How Having A Famous Home Really Affects A Neighborhood

One of the best things about house hunting is imagining your prospective home and what it would be like to live there. It's the place where you will take your evening walks after a long day of hitting deadlines. It's where you visit your neighborhood diner or coffee hang-out, just as the "Friends" cast did on the beloved sitcom. It's where you can't wait to get back to after an incredible vacation at a unique Airbnb rental. Let's be honest: Sometimes you're buying into the vibes of the neighborhood. Although we may make our home buying decision based on whether a kitchen has the right countertops or if the bathroom has high-end upgrades, we also consider the neighborhood and other homes nearby.

Now imagine that you're about to buy a place that has been on TV or a movie (think "Home Alone," "The Addams Family," "Clueless," or "Ferris Bueller's Day Off"). Hey, it can happen! These famous homes can cost in the millions in most cases, per Quicken Loans. Just consider for a moment how that famous home would affect your neighborhood.

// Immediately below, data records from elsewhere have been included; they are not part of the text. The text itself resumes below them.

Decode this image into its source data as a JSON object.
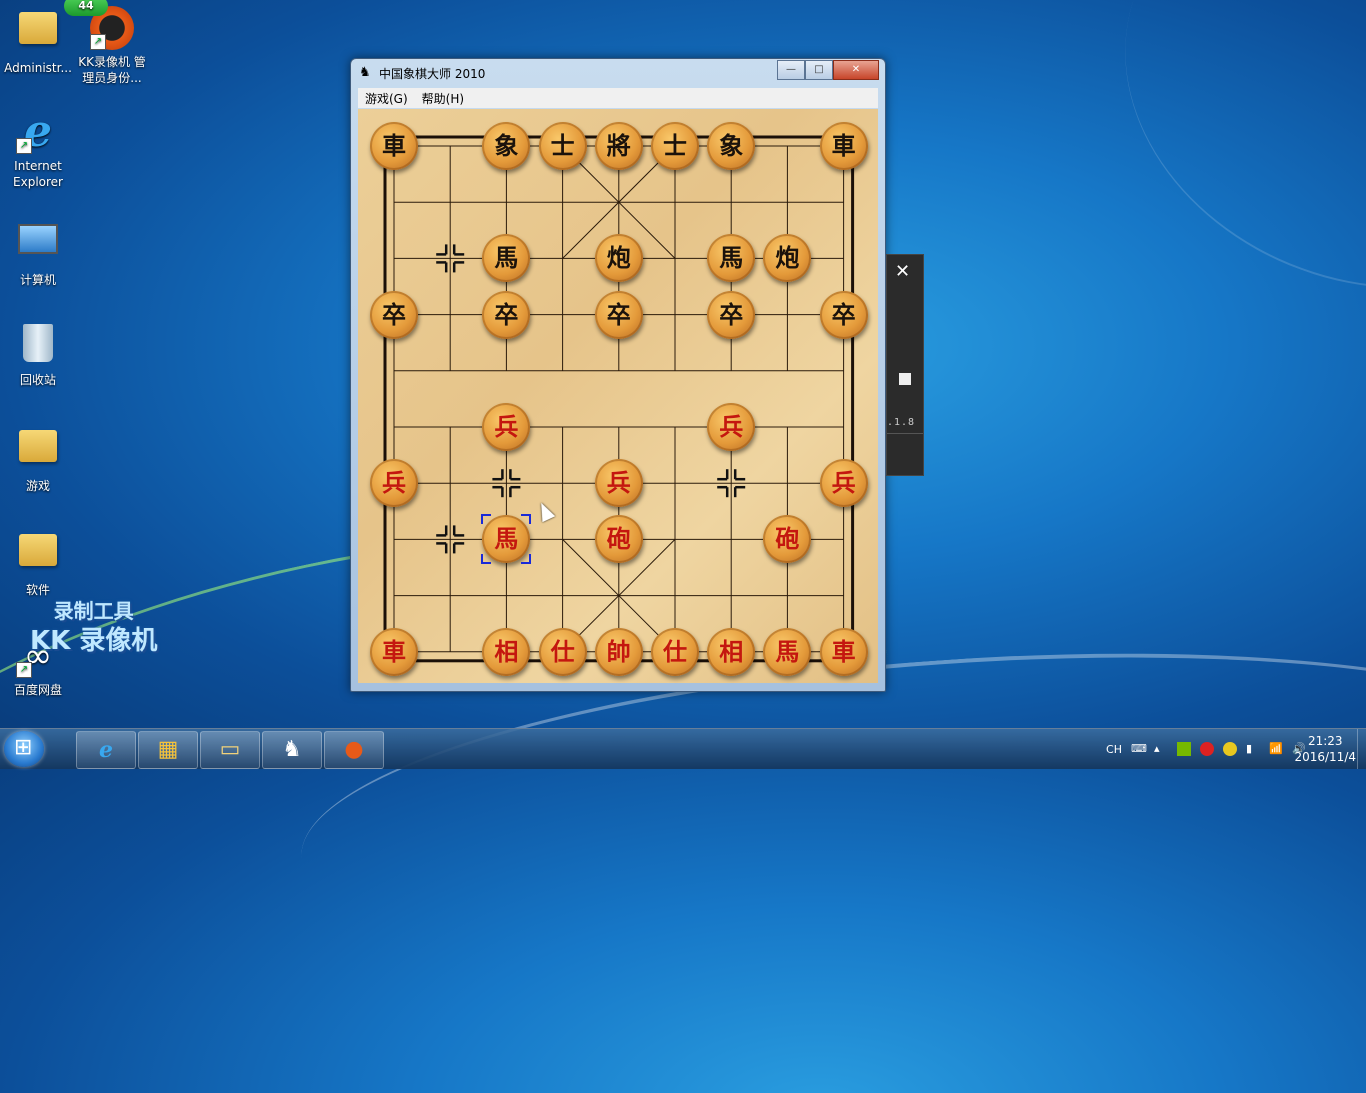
{
  "desktop": {
    "icons": [
      {
        "label": "Administr...",
        "icon": "user-folder-icon"
      },
      {
        "label": "KK录像机 管理员身份...",
        "icon": "kk-recorder-icon",
        "badge": "44"
      },
      {
        "label": "Internet Explorer",
        "icon": "internet-explorer-icon"
      },
      {
        "label": "计算机",
        "icon": "computer-icon"
      },
      {
        "label": "回收站",
        "icon": "recycle-bin-icon"
      },
      {
        "label": "游戏",
        "icon": "folder-icon"
      },
      {
        "label": "软件",
        "icon": "folder-icon"
      },
      {
        "label": "百度网盘",
        "icon": "baidu-netdisk-icon"
      }
    ],
    "watermark": {
      "line1": "录制工具",
      "line2": "KK 录像机"
    }
  },
  "window": {
    "title": "中国象棋大师 2010",
    "menu": [
      "游戏(G)",
      "帮助(H)"
    ],
    "buttons": {
      "minimize": "—",
      "maximize": "□",
      "close": "✕"
    }
  },
  "board": {
    "black_pieces": [
      {
        "char": "車",
        "col": 0,
        "row": 0
      },
      {
        "char": "象",
        "col": 2,
        "row": 0
      },
      {
        "char": "士",
        "col": 3,
        "row": 0
      },
      {
        "char": "將",
        "col": 4,
        "row": 0
      },
      {
        "char": "士",
        "col": 5,
        "row": 0
      },
      {
        "char": "象",
        "col": 6,
        "row": 0
      },
      {
        "char": "車",
        "col": 8,
        "row": 0
      },
      {
        "char": "馬",
        "col": 2,
        "row": 2
      },
      {
        "char": "炮",
        "col": 4,
        "row": 2
      },
      {
        "char": "馬",
        "col": 6,
        "row": 2
      },
      {
        "char": "炮",
        "col": 7,
        "row": 2
      },
      {
        "char": "卒",
        "col": 0,
        "row": 3
      },
      {
        "char": "卒",
        "col": 2,
        "row": 3
      },
      {
        "char": "卒",
        "col": 4,
        "row": 3
      },
      {
        "char": "卒",
        "col": 6,
        "row": 3
      },
      {
        "char": "卒",
        "col": 8,
        "row": 3
      }
    ],
    "red_pieces": [
      {
        "char": "兵",
        "col": 2,
        "row": 5
      },
      {
        "char": "兵",
        "col": 6,
        "row": 5
      },
      {
        "char": "兵",
        "col": 0,
        "row": 6
      },
      {
        "char": "兵",
        "col": 4,
        "row": 6
      },
      {
        "char": "兵",
        "col": 8,
        "row": 6
      },
      {
        "char": "馬",
        "col": 2,
        "row": 7,
        "selected": true
      },
      {
        "char": "砲",
        "col": 4,
        "row": 7
      },
      {
        "char": "砲",
        "col": 7,
        "row": 7
      },
      {
        "char": "車",
        "col": 0,
        "row": 9
      },
      {
        "char": "相",
        "col": 2,
        "row": 9
      },
      {
        "char": "仕",
        "col": 3,
        "row": 9
      },
      {
        "char": "帥",
        "col": 4,
        "row": 9
      },
      {
        "char": "仕",
        "col": 5,
        "row": 9
      },
      {
        "char": "相",
        "col": 6,
        "row": 9
      },
      {
        "char": "馬",
        "col": 7,
        "row": 9
      },
      {
        "char": "車",
        "col": 8,
        "row": 9
      }
    ],
    "markers": [
      {
        "col": 1,
        "row": 2
      },
      {
        "col": 2,
        "row": 6
      },
      {
        "col": 6,
        "row": 6
      },
      {
        "col": 1,
        "row": 7
      }
    ]
  },
  "side_panel": {
    "close": "✕",
    "version": ".1.8"
  },
  "taskbar": {
    "apps": [
      "internet-explorer-icon",
      "windows-store-icon",
      "file-explorer-icon",
      "chess-app-icon",
      "kk-recorder-icon"
    ],
    "tray_lang": "CH",
    "time": "21:23",
    "date": "2016/11/4"
  }
}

We've seen how having an HGTV home can change a community, good and bad, but let's delve in and see how living in a well-known home can affect things like property taxes, which can vary across the country, according to WalletHub. The value of your home depends on several factors that can contribute to a home's worth.

The cool factor isn't the only benefit when living in a famous home

Besides the bragging rights of living in a notable "TV" home, interest in neighboring properties, rising property values, and higher taxes can be expected. For instance, according to the Chicago Tribune, the "Home Alone" house sold in 2015 for $1.585 million, and the property taxes are a whopping $30,183, per Zillow.

Fortunately, a home that has Hollywood exposure can usually pay off financially. Terry Sciubba of Sherlock Homes Realty told The New York Times that a home being featured in a movie or commercial "will draw attention to a house. It adds flavor to it." Sciubba gave an example of where she sold a home twice over several years; the house was the location of the 1981 film "Endless Love" featuring Brooke Shields. "All the brochures said it was featured in the movie," she noted. 

Living in a famous home can significantly affect a neighborhood — in turn, making it well-known, and bringing in a slew of tourists year-round. However, a famous house does not always get immediate sales. Per Curbed, the Highland Park glasshouse home that Cameron Frye famously resided in "Ferris Bueller's Day Off," located in the Chicago suburbs, was on the market for five years. It originally went on the market for $2.4 million but ended up selling for a much lower amount of $1.06 million — and no, the 1961 Ferrari 250 GT California Spyder was not included!